“Recomeço de uma família”

Recomeço de uma família
O casal Pedro Francisco dos Santos e Flavia Furtado de Lacerda. (Arquivo Edna dos Santos)

Edna dos Santos

Em meados da década de 1960, meu pai Pedro Francisco dos Santos, nascido em 28/06/1927 na cidade de Belo Jardim (Estado de Pernambuco), exercendo o cargo de guarda-fios na Estrada de Ferro Sorocabana, foi transferido da cidade de Itararé para Iperó. O cargo de guarda-fios era de muito importância. Afinal, ele era    responsável pela eletricidade (alta e baixa tensão), subestação, torres, postes e telecomunicação (centro telefônico, seletivo, etc) entre os limites designados pela própria ferrovia.

A chegada foi conturbada, pois o chefe da estação, na época, entregou as chaves de uma residência que não pertencia à Diretoria de Eletricidade à qual o meu pai pertencia. As vilas ferroviárias foram de extrema importância na vida dos empregados. Residências de padrão europeu, dispondo de todo o conforto, inclusive com água encanada, esgoto, eletricidade, algumas até com seletivo (depois, telefone) e com um setor especializado na manutenção dos imóveis.

Os empregados eram contemplados com essa “mordomia” até a aposentadoria. Contudo, num caso de emergência, já estão próximos do trabalho. As residências eram distribuídas de acordo com uma hierarquia de cargos, existindo diferenciadas acomodações. O imóvel correto seria de nº 14, mas o chefe da estação autorizou que outra família utilizasse o referido imóvel. O impasse estava instalado. Alguns empregados espalharam que “era a primeira vez que ele estava enfrentando uma família nordestina”. Até concordo que fomos a primeira família nordestina a morar em Iperó, mas já estávamos há alguns dias acomodados na sala de espera da estação e a nossa mudança dentro de um vagão no pátio. Havia a necessidade de desocupar esse vagão para seguir viagem, afinal era uma cortesia da ferrovia contribuir com o transporte da mobília de seus empregados num caso de transferência, pagamento e até mesmo na morte.

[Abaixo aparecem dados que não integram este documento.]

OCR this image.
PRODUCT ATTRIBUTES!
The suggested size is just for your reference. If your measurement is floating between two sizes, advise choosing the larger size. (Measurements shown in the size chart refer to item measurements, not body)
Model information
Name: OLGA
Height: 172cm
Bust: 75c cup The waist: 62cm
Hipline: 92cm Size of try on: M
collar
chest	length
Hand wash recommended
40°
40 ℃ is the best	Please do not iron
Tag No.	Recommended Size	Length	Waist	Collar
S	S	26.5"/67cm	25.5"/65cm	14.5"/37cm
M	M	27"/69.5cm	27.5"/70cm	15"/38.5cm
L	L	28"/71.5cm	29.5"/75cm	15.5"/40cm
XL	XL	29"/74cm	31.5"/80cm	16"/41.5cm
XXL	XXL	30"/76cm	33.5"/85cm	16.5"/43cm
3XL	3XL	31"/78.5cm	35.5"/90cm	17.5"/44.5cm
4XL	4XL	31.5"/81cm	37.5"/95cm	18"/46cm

O chefe da estação tentou ser mais brando, demonstrando preocupação com a família. Meu pai aceitou as chaves, não me lembro se era de nº 7 ou 8, mas disse-lhe que seria temporariamente. Nós estávamos com a minha mãe, Flávia Furtado de Lacerda (nascida em 27/03/1935 na cidade de Mauriti, Estado do Ceará), desenganada por médicos e acamada há mais de dois anos, além de crianças pequenas e sua irmã recém-casada. Portanto, era inviável permanecer por mais tempo ali. O risco era muito grande. Minha mãe recordava-se que o seu “Dito carregador” a olhava fixamente com sentimento de pena e dizia: “Tenha fé, a senhora vai ficar boa para criar e cuidar dessas crianças.”

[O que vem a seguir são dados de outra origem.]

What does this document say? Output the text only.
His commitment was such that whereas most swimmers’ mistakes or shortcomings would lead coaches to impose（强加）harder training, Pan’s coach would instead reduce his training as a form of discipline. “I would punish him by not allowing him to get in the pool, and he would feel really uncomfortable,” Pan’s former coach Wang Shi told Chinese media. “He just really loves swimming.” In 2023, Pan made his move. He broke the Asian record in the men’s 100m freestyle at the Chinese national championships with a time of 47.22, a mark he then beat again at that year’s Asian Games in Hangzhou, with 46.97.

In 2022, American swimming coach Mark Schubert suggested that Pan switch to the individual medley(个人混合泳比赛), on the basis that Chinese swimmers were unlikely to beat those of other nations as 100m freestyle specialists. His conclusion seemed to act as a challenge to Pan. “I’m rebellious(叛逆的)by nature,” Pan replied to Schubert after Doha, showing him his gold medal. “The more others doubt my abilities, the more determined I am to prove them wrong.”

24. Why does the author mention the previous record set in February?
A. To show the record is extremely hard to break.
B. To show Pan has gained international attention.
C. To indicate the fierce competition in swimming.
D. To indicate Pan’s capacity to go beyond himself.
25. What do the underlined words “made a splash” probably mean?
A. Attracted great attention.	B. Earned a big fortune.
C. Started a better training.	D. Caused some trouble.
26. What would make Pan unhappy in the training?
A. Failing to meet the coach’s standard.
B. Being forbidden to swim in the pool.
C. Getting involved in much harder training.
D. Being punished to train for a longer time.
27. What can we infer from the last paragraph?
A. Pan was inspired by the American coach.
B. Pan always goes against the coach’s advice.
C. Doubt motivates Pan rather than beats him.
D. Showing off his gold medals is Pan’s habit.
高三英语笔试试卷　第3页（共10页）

Na casa, tivemos como vizinhos pessoas maravilhosas que nos acolheram com muito carinho: a dona Olinda Pólo, dona Terezinha, Ivone, pessoas que ajudaram muito a nossa família. O tempo foi passando e a melhora da minha mãe era visível. O clima da cidade ajudou bastante na sua saúde. Não fizemos mudança neste imóvel. Era comum termos nos quintais, hortas, galinheiro, o plantio de árvores frutíferas, um bonito jardim, pois sabíamos que o processo estava tramitando em São Paulo, sede da ferrovia. Chegamos a comprar uma televisão e outros utensílios domésticos. A prosperidade voltou a reinar na minha família e também depois de algum tempo veio a ordem da transferência para a residência de nº 14.

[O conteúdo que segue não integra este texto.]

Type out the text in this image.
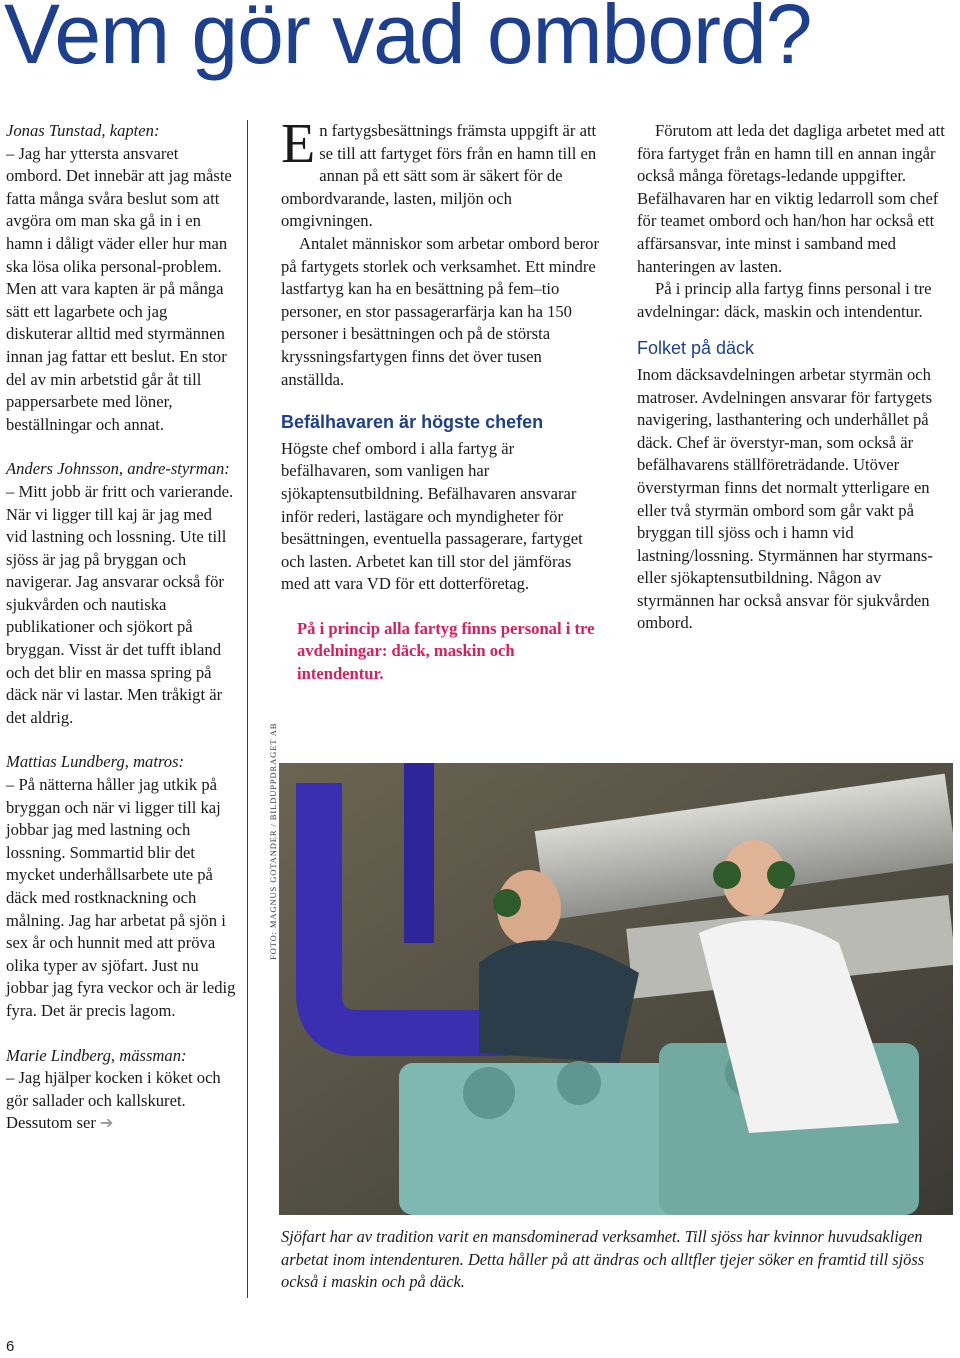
Vem gör vad ombord?

Jonas Tunstad, kapten:
– Jag har yttersta ansvaret ombord. Det innebär att jag måste fatta många svåra beslut som att avgöra om man ska gå in i en hamn i dåligt väder eller hur man ska lösa olika personal-problem. Men att vara kapten är på många sätt ett lagarbete och jag diskuterar alltid med styrmännen innan jag fattar ett beslut. En stor del av min arbetstid går åt till pappersarbete med löner, beställningar och annat.

Anders Johnsson, andre-styrman:
– Mitt jobb är fritt och varierande. När vi ligger till kaj är jag med vid lastning och lossning. Ute till sjöss är jag på bryggan och navigerar. Jag ansvarar också för sjukvården och nautiska publikationer och sjökort på bryggan. Visst är det tufft ibland och det blir en massa spring på däck när vi lastar. Men tråkigt är det aldrig.

Mattias Lundberg, matros:
– På nätterna håller jag utkik på bryggan och när vi ligger till kaj jobbar jag med lastning och lossning. Sommartid blir det mycket underhållsarbete ute på däck med rostknackning och målning. Jag har arbetat på sjön i sex år och hunnit med att pröva olika typer av sjöfart. Just nu jobbar jag fyra veckor och är ledig fyra. Det är precis lagom.

Marie Lindberg, mässman:
– Jag hjälper kocken i köket och gör sallader och kallskuret. Dessutom ser ➔

En fartygsbesättnings främsta uppgift är att se till att fartyget förs från en hamn till en annan på ett sätt som är säkert för de ombordvarande, lasten, miljön och omgivningen.

Antalet människor som arbetar ombord beror på fartygets storlek och verksamhet. Ett mindre lastfartyg kan ha en besättning på fem–tio personer, en stor passagerarfärja kan ha 150 personer i besättningen och på de största kryssningsfartygen finns det över tusen anställda.

Befälhavaren är högste chefen

Högste chef ombord i alla fartyg är befälhavaren, som vanligen har sjökaptensutbildning. Befälhavaren ansvarar inför rederi, lastägare och myndigheter för besättningen, eventuella passagerare, fartyget och lasten. Arbetet kan till stor del jämföras med att vara VD för ett dotterföretag.

På i princip alla fartyg finns personal i tre avdelningar: däck, maskin och intendentur.

Förutom att leda det dagliga arbetet med att föra fartyget från en hamn till en annan ingår också många företags-ledande uppgifter. Befälhavaren har en viktig ledarroll som chef för teamet ombord och han/hon har också ett affärsansvar, inte minst i samband med hanteringen av lasten.

På i princip alla fartyg finns personal i tre avdelningar: däck, maskin och intendentur.

Folket på däck

Inom däcksavdelningen arbetar styrmän och matroser. Avdelningen ansvarar för fartygets navigering, lasthantering och underhållet på däck. Chef är överstyr-man, som också är befälhavarens ställföreträdande. Utöver överstyrman finns det normalt ytterligare en eller två styrmän ombord som går vakt på bryggan till sjöss och i hamn vid lastning/lossning. Styrmännen har styrmans- eller sjökaptensutbildning. Någon av styrmännen har också ansvar för sjukvården ombord.

FOTO: MAGNUS GOTANDER / BILDUPPDRAGET AB

Sjöfart har av tradition varit en mansdominerad verksamhet. Till sjöss har kvinnor huvudsakligen arbetat inom intendenturen. Detta håller på att ändras och alltfler tjejer söker en framtid till sjöss också i maskin och på däck.

6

Minha mãe faleceu em 02/01/2000 e não admitia que fizessem críticas à cidade de Iperó. Aliás, costumava dizer: “Para fazer a viagem de Itararé para Iperó precisei tomar quase dois litros de sangue e na Santa Casa os médicos foram sinceros em dizer que dificilmente aguentaria essa viagem. Portanto, caso um dia a cidade de Iperó desapareça do mapa, continuarei a beijar aquele pedaço de chão que só me deu alegria.”